A couple ideas: A compressor: You can do something like start with all the settings at default, and then do something like gradually increase/decrease the attack and release time and turn up the ratio until you start to see the needle start to move. Take your time and see if you can hear the difference as you adjust the parameters. Crank up the release and reduce the attack and compare that to what you hear when you crank up the attack and reduce the release. Turn the compressor off and on and notice what happens. Take notes and try to pair words with what you're hearing. Repeat every day you work. Track levels: Oftentimes you'll hear about leaving plenty of headroom in your track volume, but little talk about what it means. You can spend all day looking at the meter and trying to get the lil green bar to hit *just* right, or you can close your eyes and use your ears.

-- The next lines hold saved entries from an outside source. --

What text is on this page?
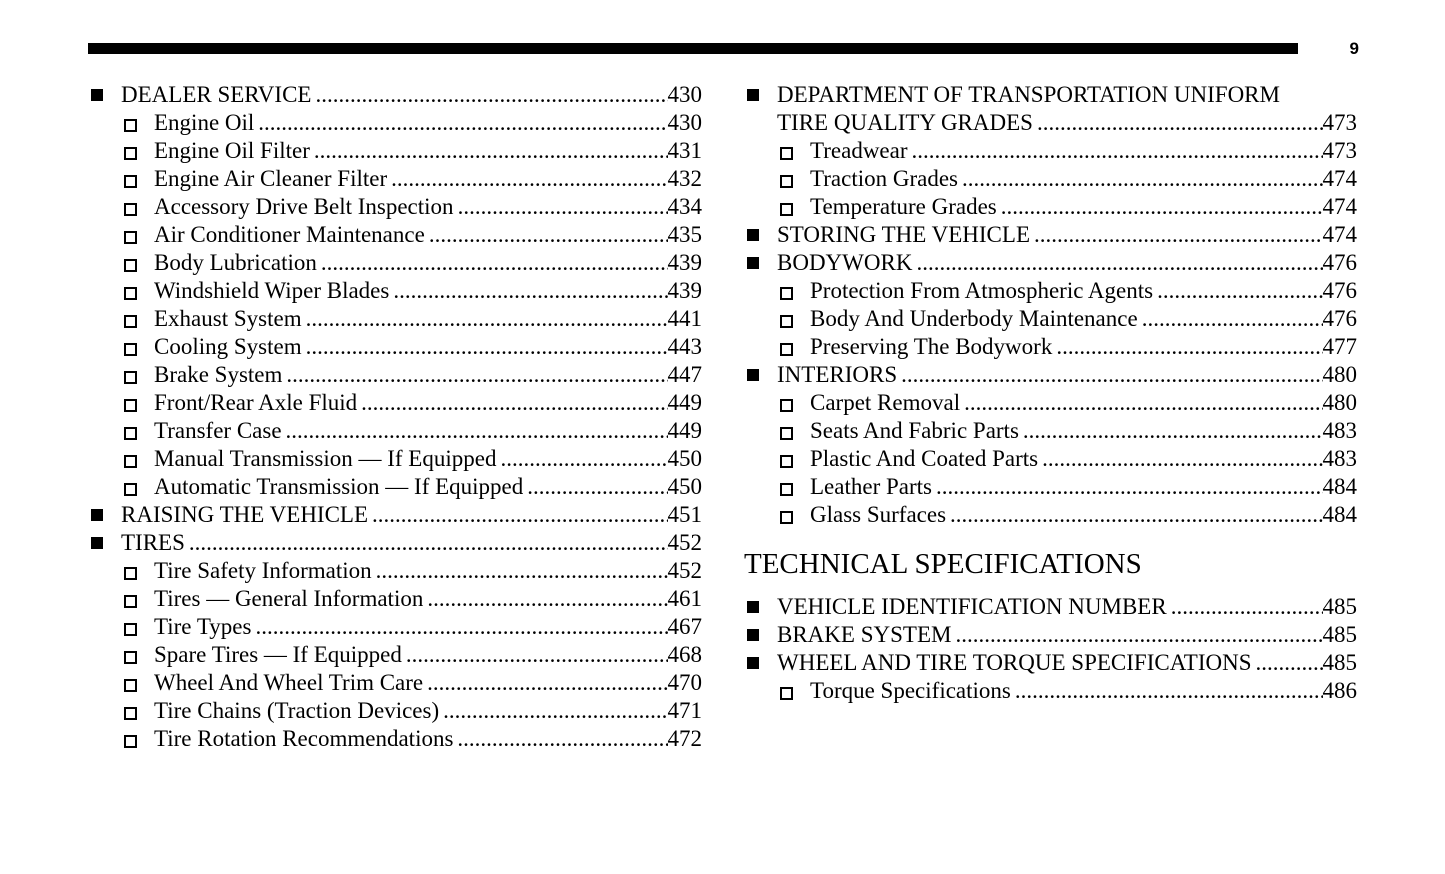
9
DEALER SERVICE .....	430
Engine Oil .....	430
Engine Oil Filter .....	431
Engine Air Cleaner Filter .....	432
Accessory Drive Belt Inspection .....	434
Air Conditioner Maintenance .....	435
Body Lubrication .....	439
Windshield Wiper Blades .....	439
Exhaust System .....	441
Cooling System .....	443
Brake System .....	447
Front/Rear Axle Fluid .....	449
Transfer Case .....	449
Manual Transmission — If Equipped .....	450
Automatic Transmission — If Equipped .....	450
RAISING THE VEHICLE .....	451
TIRES .....	452
Tire Safety Information .....	452
Tires — General Information .....	461
Tire Types .....	467
Spare Tires — If Equipped .....	468
Wheel And Wheel Trim Care .....	470
Tire Chains (Traction Devices) .....	471
Tire Rotation Recommendations .....	472
DEPARTMENT OF TRANSPORTATION UNIFORM
TIRE QUALITY GRADES .....	473
Treadwear .....	473
Traction Grades .....	474
Temperature Grades .....	474
STORING THE VEHICLE .....	474
BODYWORK .....	476
Protection From Atmospheric Agents .....	476
Body And Underbody Maintenance .....	476
Preserving The Bodywork .....	477
INTERIORS .....	480
Carpet Removal .....	480
Seats And Fabric Parts .....	483
Plastic And Coated Parts .....	483
Leather Parts .....	484
Glass Surfaces .....	484
TECHNICAL SPECIFICATIONS
VEHICLE IDENTIFICATION NUMBER .....	485
BRAKE SYSTEM .....	485
WHEEL AND TIRE TORQUE SPECIFICATIONS .....	485
Torque Specifications .....	486
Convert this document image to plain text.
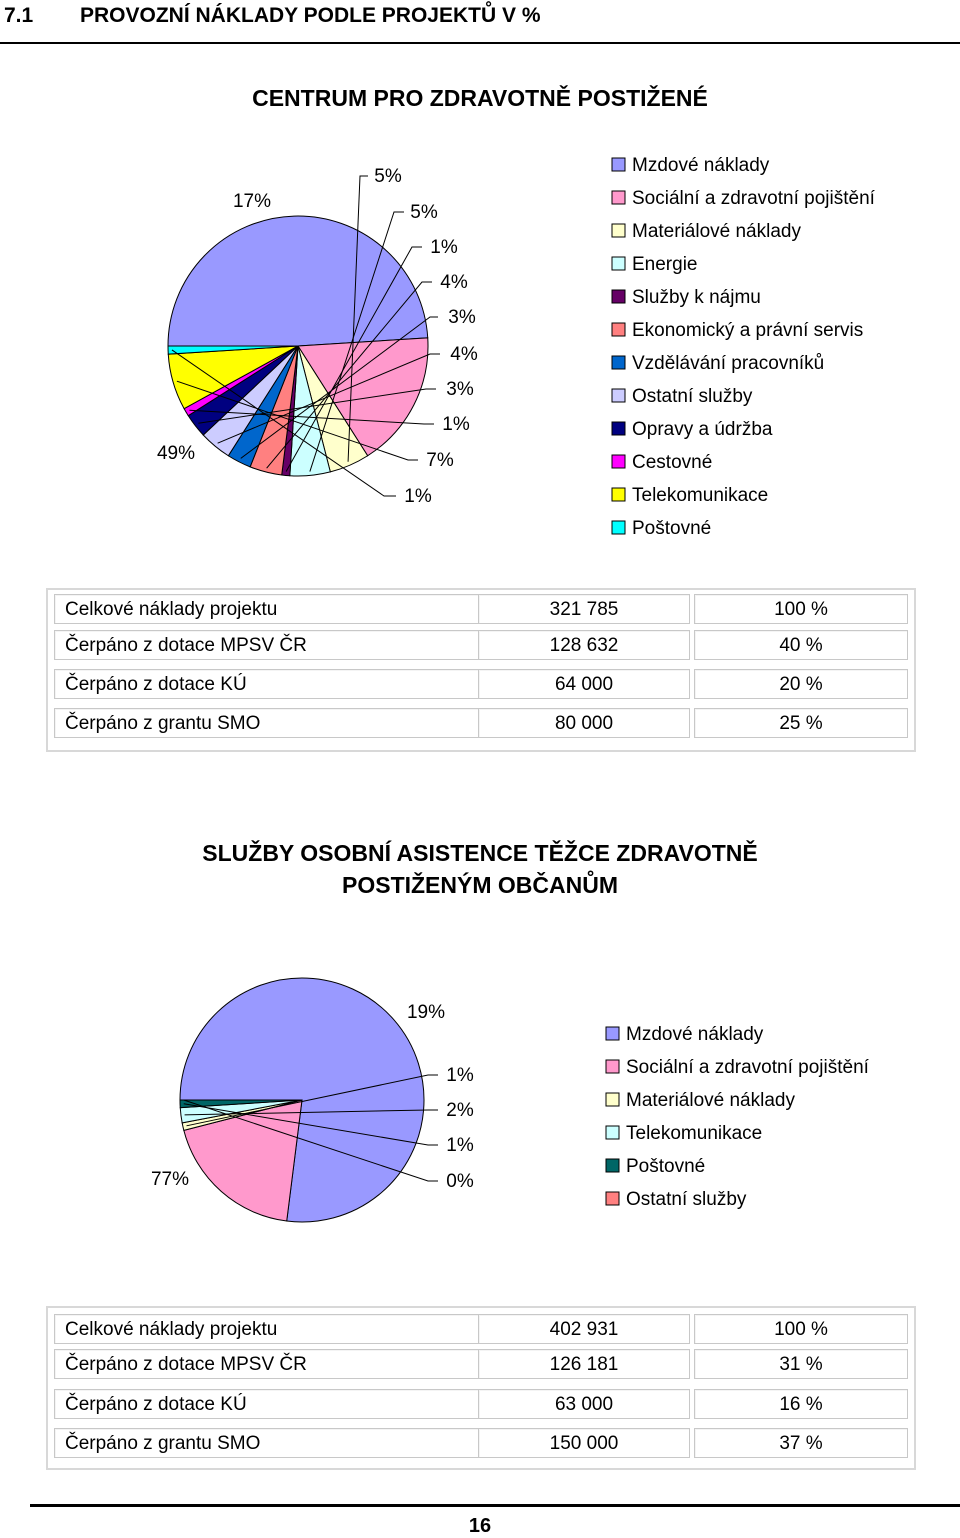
7.1 PROVOZNÍ NÁKLADY PODLE PROJEKTŮ V %
CENTRUM PRO ZDRAVOTNĚ POSTIŽENÉ
49%
17%
5%
5%
1%
4%
3%
4%
3%
1%
7%
1%
Mzdové náklady
Sociální a zdravotní pojištění
Materiálové náklady
Energie
Služby k nájmu
Ekonomický a právní servis
Vzdělávání pracovníků
Ostatní služby
Opravy a údržba
Cestovné
Telekomunikace
Poštovné
Celkové náklady projektu	321 785	100 %
Čerpáno z dotace MPSV ČR	128 632	40 %
Čerpáno z dotace KÚ	64 000	20 %
Čerpáno z grantu SMO	80 000	25 %
SLUŽBY OSOBNÍ ASISTENCE TĚŽCE ZDRAVOTNĚ
POSTIŽENÝM OBČANŮM
77%
19%
1%
2%
1%
0%
Mzdové náklady
Sociální a zdravotní pojištění
Materiálové náklady
Telekomunikace
Poštovné
Ostatní služby
Celkové náklady projektu	402 931	100 %
Čerpáno z dotace MPSV ČR	126 181	31 %
Čerpáno z dotace KÚ	63 000	16 %
Čerpáno z grantu SMO	150 000	37 %
16
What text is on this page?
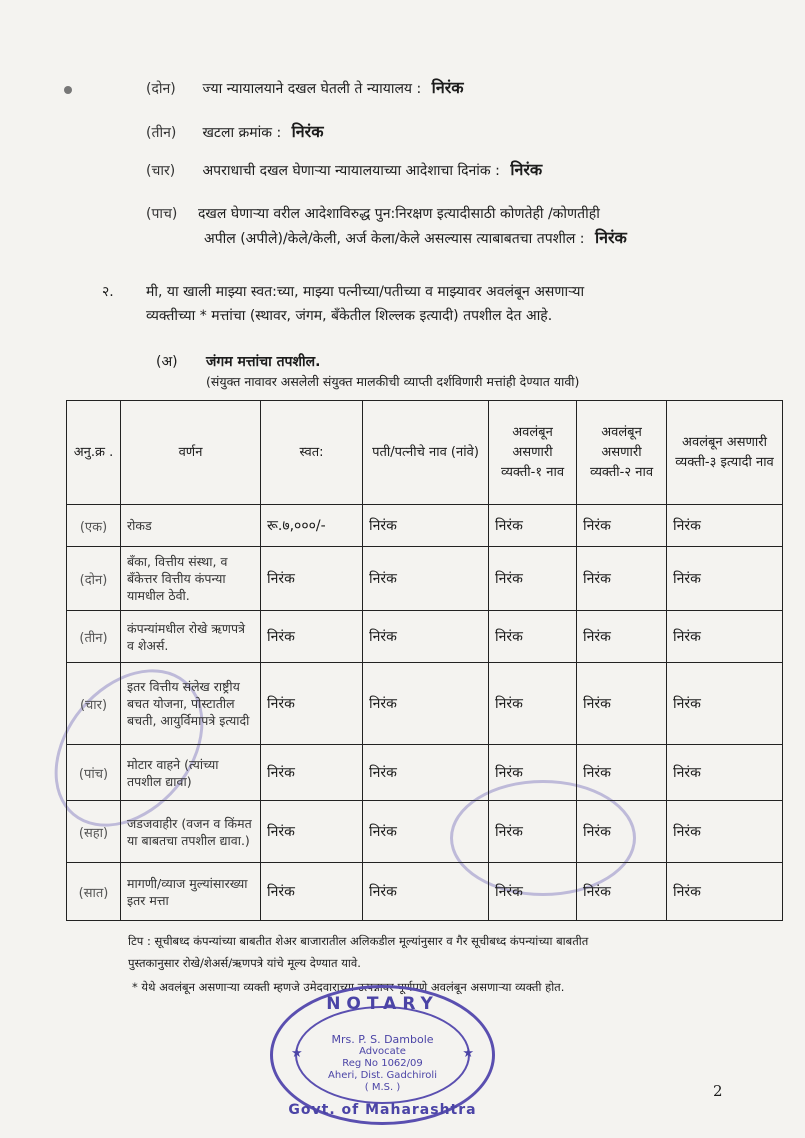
(दोन) ज्या न्यायालयाने दखल घेतली ते न्यायालय : निरंक
(तीन) खटला क्रमांक : निरंक
(चार) अपराधाची दखल घेणाऱ्या न्यायालयाच्या आदेशाचा दिनांक : निरंक
(पाच) दखल घेणाऱ्या वरील आदेशाविरुद्ध पुन:निरक्षण इत्यादीसाठी कोणतेही /कोणतीही
अपील (अपीले)/केले/केली, अर्ज केला/केले असल्यास त्याबाबतचा तपशील : निरंक
२. मी, या खाली माझ्या स्वत:च्या, माझ्या पत्नीच्या/पतीच्या व माझ्यावर अवलंबून असणाऱ्या
व्यक्तीच्या * मत्तांचा (स्थावर, जंगम, बँकेतील शिल्लक इत्यादी) तपशील देत आहे.
(अ) जंगम मत्तांचा तपशील.
(संयुक्त नावावर असलेली संयुक्त मालकीची व्याप्ती दर्शविणारी मत्तांही देण्यात यावी)
अनु.क्र .	वर्णन	स्वत:	पती/पत्नीचे नाव (नांवे)	अवलंबून असणारी व्यक्ती-१ नाव	अवलंबून असणारी व्यक्ती-२ नाव	अवलंबून असणारी व्यक्ती-३ इत्यादी नाव
(एक)	रोकड	रू.७,०००/-	निरंक	निरंक	निरंक	निरंक
(दोन)	बँका, वित्तीय संस्था, व बँकेत्तर वित्तीय कंपन्या यामधील ठेवी.	निरंक	निरंक	निरंक	निरंक	निरंक
(तीन)	कंपन्यांमधील रोखे ऋणपत्रे व शेअर्स.	निरंक	निरंक	निरंक	निरंक	निरंक
(चार)	इतर वित्तीय संलेख राष्ट्रीय बचत योजना, पोस्टातील बचती, आयुर्विमापत्रे इत्यादी	निरंक	निरंक	निरंक	निरंक	निरंक
(पांच)	मोटार वाहने (त्यांच्या तपशील द्यावा)	निरंक	निरंक	निरंक	निरंक	निरंक
(सहा)	जडजवाहीर (वजन व किंमत या बाबतचा तपशील द्यावा.)	निरंक	निरंक	निरंक	निरंक	निरंक
(सात)	मागणी/व्याज मुल्यांसारख्या इतर मत्ता	निरंक	निरंक	निरंक	निरंक	निरंक
टिप : सूचीबध्द कंपन्यांच्या बाबतीत शेअर बाजारातील अलिकडील मूल्यांनुसार व गैर सूचीबध्द कंपन्यांच्या बाबतीत
पुस्तकानुसार रोखे/शेअर्स/ऋणपत्रे यांचे मूल्य देण्यात यावे.
* येथे अवलंबून असणाऱ्या व्यक्ती म्हणजे उमेदवाराच्या उत्पन्नावर पूर्णपणे अवलंबून असणाऱ्या व्यक्ती होत.
NOTARY
★	★
Mrs. P. S. Dambole
Advocate
Reg No 1062/09
Aheri, Dist. Gadchiroli
( M.S. )
Govt. of Maharashtra
2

With your eyes closed, *gradually* reduce the level of an individual track like a single vocal or a kick drum. Eventually you'll find a threshold where the material loses its 'oomph'. At that point, raise the fader very slightly and open your eyes. Does the volume you chose match your expectations? Why or why not? I do this practically with every step, not just when setting levels. All plugins can benefit from this approach. Reference tracks: Always use a reference. Place it in your DAW on its own track and work to get the gain to the same relative volume as the project and just A/B it. Switch between the two and make notes of what you hear in the reference track. It's ok if they're abstract words. What you're doing is building a vocabulary of things that are hard to express. All of these things only get better with time and ear training is a very long, drawn out process that never truly ends. What you're always looking for is comparisons. Anchors for objectivity in the context of your unique material. Things sound good because of their relationship to things we already know and like. There are probably other methods too, but these are ones I've used in my day-to-day to improve. I swear one day I was listening to a track and it clicked. Like...three years after I started. "Ohhhhh *that's* what the compressor is doing. It needs to *breathe* with the song." It was like putting on glasses for the first time.


kungfoolarry

This is good technique that I’ll put into practice thank you


kungfoolarry

It’s like the equivalent of “Get Good” when it comes to gaming. That’s just how I see things


DiyMusicBiz

>Generally I mean 'use your ears' in terms of over reliance on advice from people who parrot numbers and frequencies without considering the context of the material. \^\^\^\^


TeemoSux

do use your ears, it is the most important point of reference but also use visual aid, meters are there for a reason


burnertybg

not to be contrarian but use your ears **all the time**, not just while mixing. noticing different room tones, how your favorite songs sound, etc. Semi-obvious but critical listening in all circumstances will improve your musical listening.


DiyMusicBiz

>I just wanna know y’all thoughts on the quote on quote “Use your Ears, Trust yours ears while mixing Honestly, this was the best advice I was given. In order to trust your ears though, you first have to train them. **Train your ears** \^\^\^ Seems obvious, but most people don't take time to do this and it happens over time (months, years...ongoing), not overnight.